The role of the Public Transport Council (PTC) may need to be expanded beyond setting fares. After all, the service level required of bus operators will be higher than what can be afforded by fare revenue alone. The difference between the two will have to be borne by the Government.
If commuters pay lower fares, taxpayers will have to pay more to cover higher public subsidies. Through the fare adjustment exercise, the PTC will determine the portions recovered via fare revenue and taxpayers' top-up.
A fundamental truth in life is that we get what we pay for. The bill that taxpayers have to pick up could be huge. There must therefore be a mechanism by which a consensus can be reached on the desired level of service and how it will be financed.
In addition to the fare adjustment exercise, the PTC may have to take on the vital role of striking a balance between the desired service level and the price people have to pay.
The writer is head of the master's programme in urban transport management at SIM University.
Regulatory role needs separationBy Bruno Wildermuth For The Straits Times
IN THE past, the Land Transport Authority (LTA) had failed to properly separate the regulatory function from its other functions, such as building the rail systems.
Instead, it had often held the operators responsible for faults that were clearly the result of poor quality control during construction and a clear lack of stringent acceptance-testing procedures.
With the new bus-contracting model, a good way to separate the two functions will be to have the regulatory function assigned to another, independent entity, such as the Ministry of Transport.
One missing feature that can be incorporated into the bus-contracting model is published and strictly adhered-to timetables for the bus services.
All major cities in the world operate bus services on published timetables. This requires that 100 per cent of the services be performed.
Currently, the LTA lets operators get away with performing only 96 per cent of the scheduled trips without a penalty.
As a result, operators do not have any standby drivers in case one of the scheduled drivers reports sick or otherwise fails to show up. Instead, the scheduled frequency is then adjusted for the reduced number of buses operated.
In order to properly monitor timetable adherence, timing stops need to be identified and strictly monitored.

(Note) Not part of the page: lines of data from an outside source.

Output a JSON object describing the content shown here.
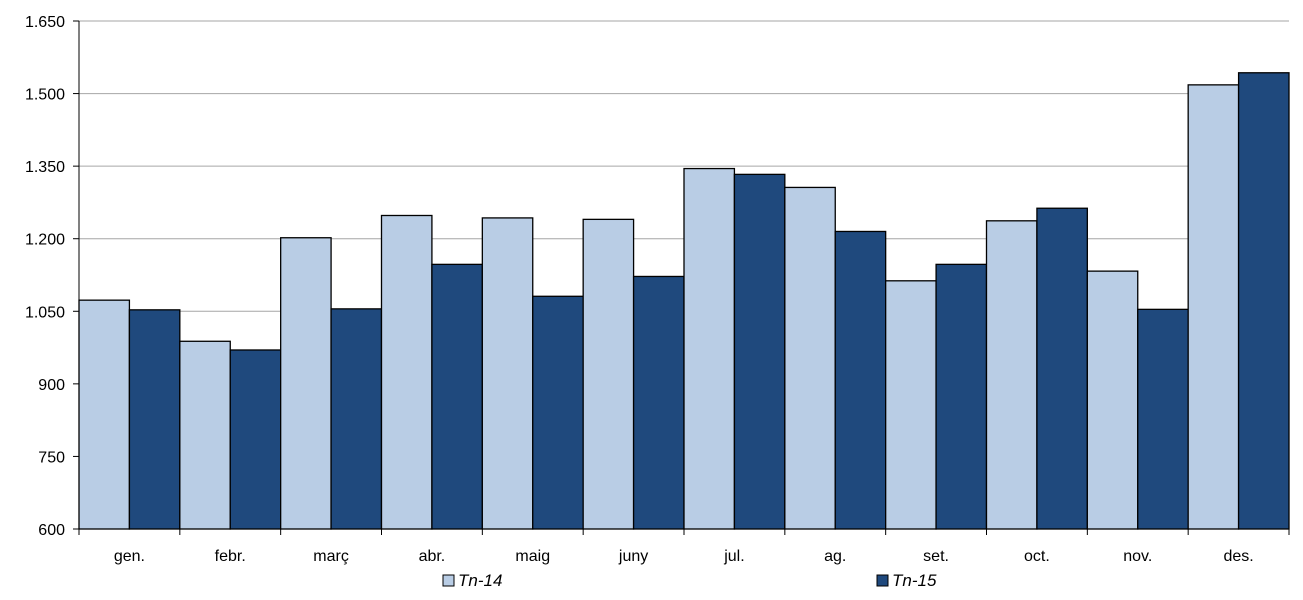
{
  "chart_data": {
    "type": "bar",
    "categories": [
      "gen.",
      "febr.",
      "març",
      "abr.",
      "maig",
      "juny",
      "jul.",
      "ag.",
      "set.",
      "oct.",
      "nov.",
      "des."
    ],
    "series": [
      {
        "name": "Tn-14",
        "values": [
          1073,
          988,
          1202,
          1248,
          1243,
          1240,
          1345,
          1306,
          1113,
          1237,
          1133,
          1518
        ],
        "color": "#b9cde5"
      },
      {
        "name": "Tn-15",
        "values": [
          1053,
          970,
          1055,
          1147,
          1081,
          1122,
          1333,
          1215,
          1147,
          1263,
          1054,
          1543
        ],
        "color": "#1f497d"
      }
    ],
    "ylim": [
      600,
      1650
    ],
    "yticks": [
      600,
      750,
      900,
      1050,
      1200,
      1350,
      1500,
      1650
    ],
    "ytick_labels": [
      "600",
      "750",
      "900",
      "1.050",
      "1.200",
      "1.350",
      "1.500",
      "1.650"
    ],
    "grid": true,
    "legend_position": "bottom",
    "title": "",
    "xlabel": "",
    "ylabel": ""
  }
}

This can be done with the analysis of the ez-link database and does not require any costly, high-technology systems.
Examples of this approach can readily be found in Australian cities visited by the Ministry of Transport.

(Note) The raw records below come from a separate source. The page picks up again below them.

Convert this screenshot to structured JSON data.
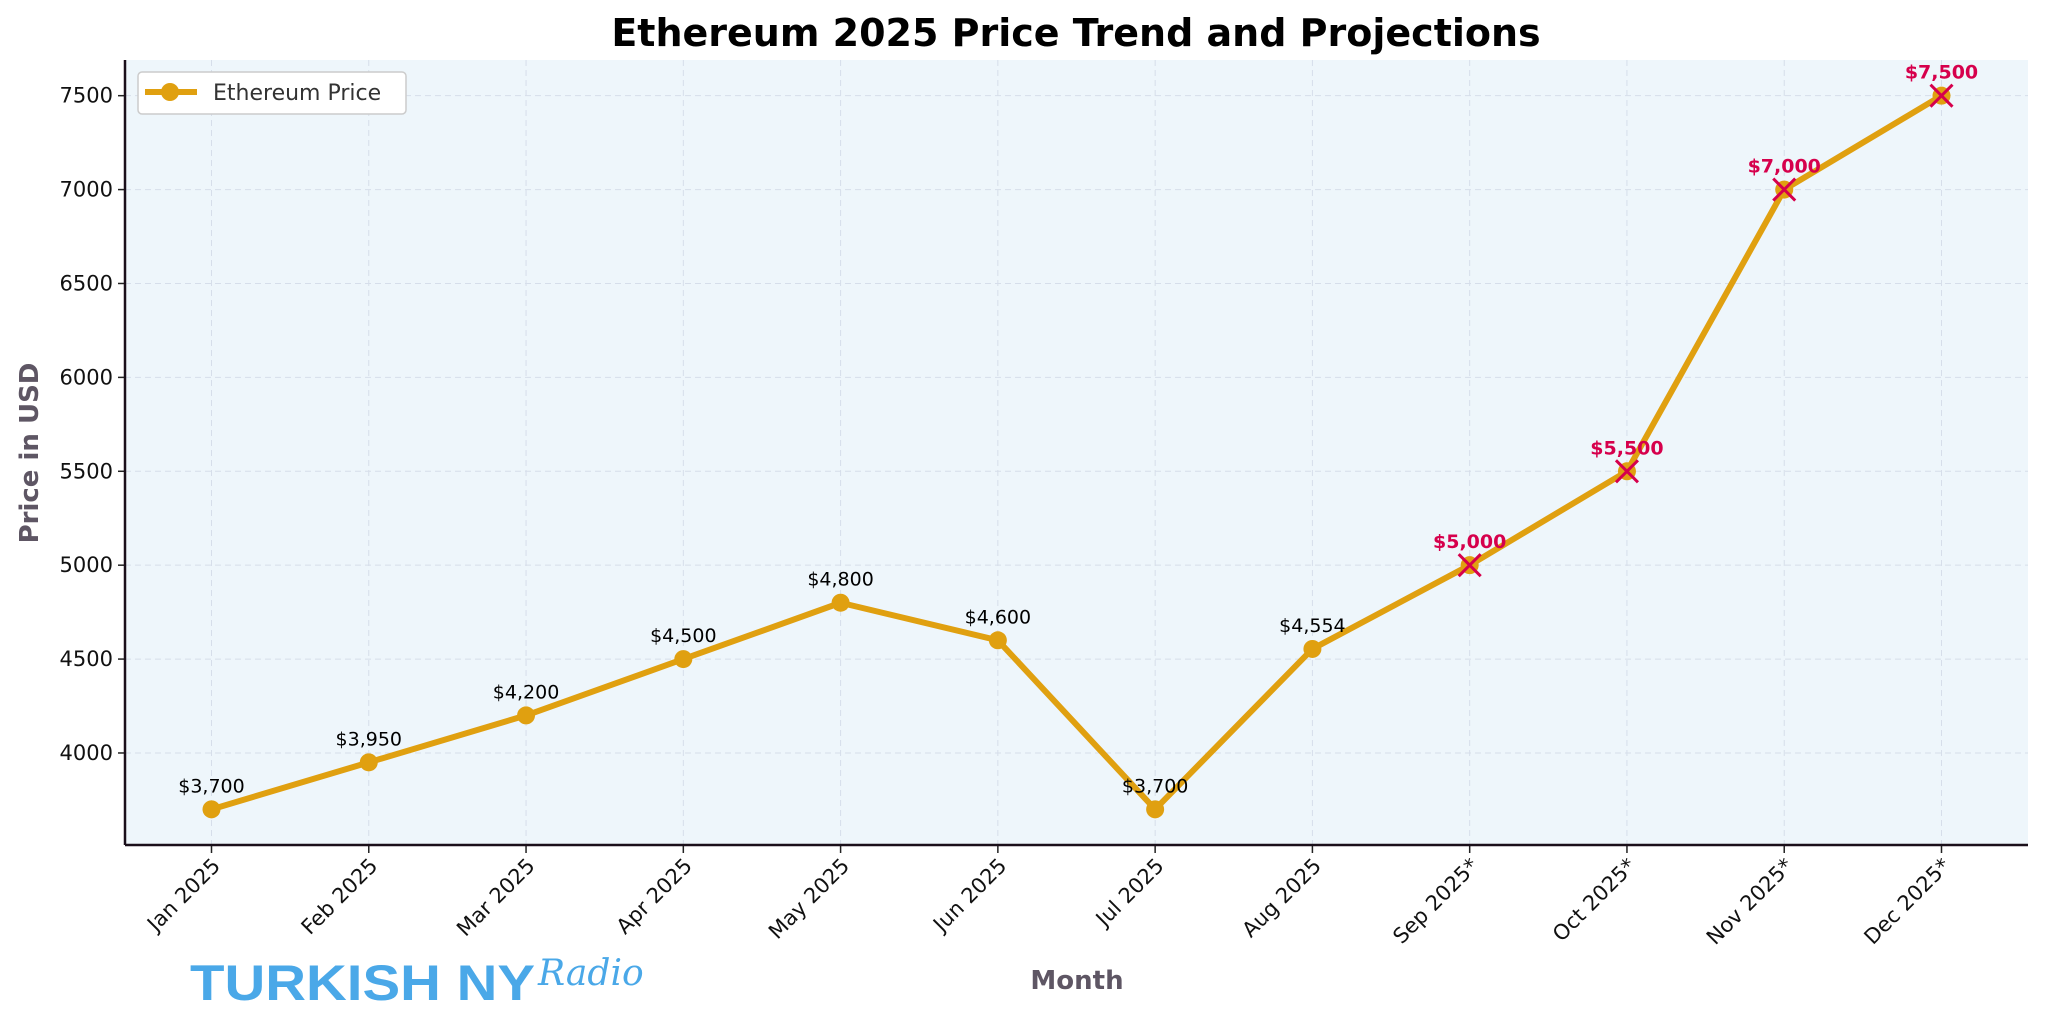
{
  "chart_data": {
    "type": "line",
    "title": "Ethereum 2025 Price Trend and Projections",
    "xlabel": "Month",
    "ylabel": "Price in USD",
    "categories": [
      "Jan 2025",
      "Feb 2025",
      "Mar 2025",
      "Apr 2025",
      "May 2025",
      "Jun 2025",
      "Jul 2025",
      "Aug 2025",
      "Sep 2025*",
      "Oct 2025*",
      "Nov 2025*",
      "Dec 2025*"
    ],
    "series": [
      {
        "name": "Ethereum Price",
        "values": [
          3700,
          3950,
          4200,
          4500,
          4800,
          4600,
          3700,
          4554,
          5000,
          5500,
          7000,
          7500
        ],
        "color": "#e0a010"
      }
    ],
    "data_labels": [
      "$3,700",
      "$3,950",
      "$4,200",
      "$4,500",
      "$4,800",
      "$4,600",
      "$3,700",
      "$4,554",
      "$5,000",
      "$5,500",
      "$7,000",
      "$7,500"
    ],
    "projected": [
      false,
      false,
      false,
      false,
      false,
      false,
      false,
      false,
      true,
      true,
      true,
      true
    ],
    "projection_color": "#d6004c",
    "ylim": [
      3510,
      7690
    ],
    "yticks": [
      4000,
      4500,
      5000,
      5500,
      6000,
      6500,
      7000,
      7500
    ],
    "grid": true,
    "legend_position": "top-left",
    "plot_background": "#eef6fb"
  },
  "watermark": {
    "text": "TURKISH NY",
    "script": "Radio",
    "color": "#4aa8e8"
  }
}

The MRT was originally designed to provide basic service for the heavy movements in major corridors where rail service is far more efficient than bus services. To that extent, even improved bus services will not be able to replace the MRT.
Unfortunately, the lack of proper attention by the LTA to the upgrading needs of the original MRT North-South and East-West lines, such as the long overdue replacement of the outdated signalling system, have caused the MRT's current lack of adequate capacity and hence popularity.
The LTA will have to prove its capability to plan for more appropriate bus services, given that the current routes are anything but efficient and often far too long to operate reliably. The LTA needs to find the relevant talent to plan better bus services.
With the LTA planning the bus routes and presumably the required frequency of service, who will be responsible for determining a realistic and achievable timetable and hence the required number of buses?
Will it be the LTA or the bus operator bidding for the route?
This is an important issue that does not seem to have been addressed by the LTA's announced changes.
If the LTA establishes the timetable, which then turns out not to be achievable, then who will hold the LTA responsible?
If the task is to be part of the bus operator bidding for the contract, then the LTA will need to provide all the necessary data available to establish a realistic and achievable timetable. A clear indication of the process is required from LTA.
The writer, a veteran transport consultant, was closely involved in planning for the MRT in Singapore in the 1970s.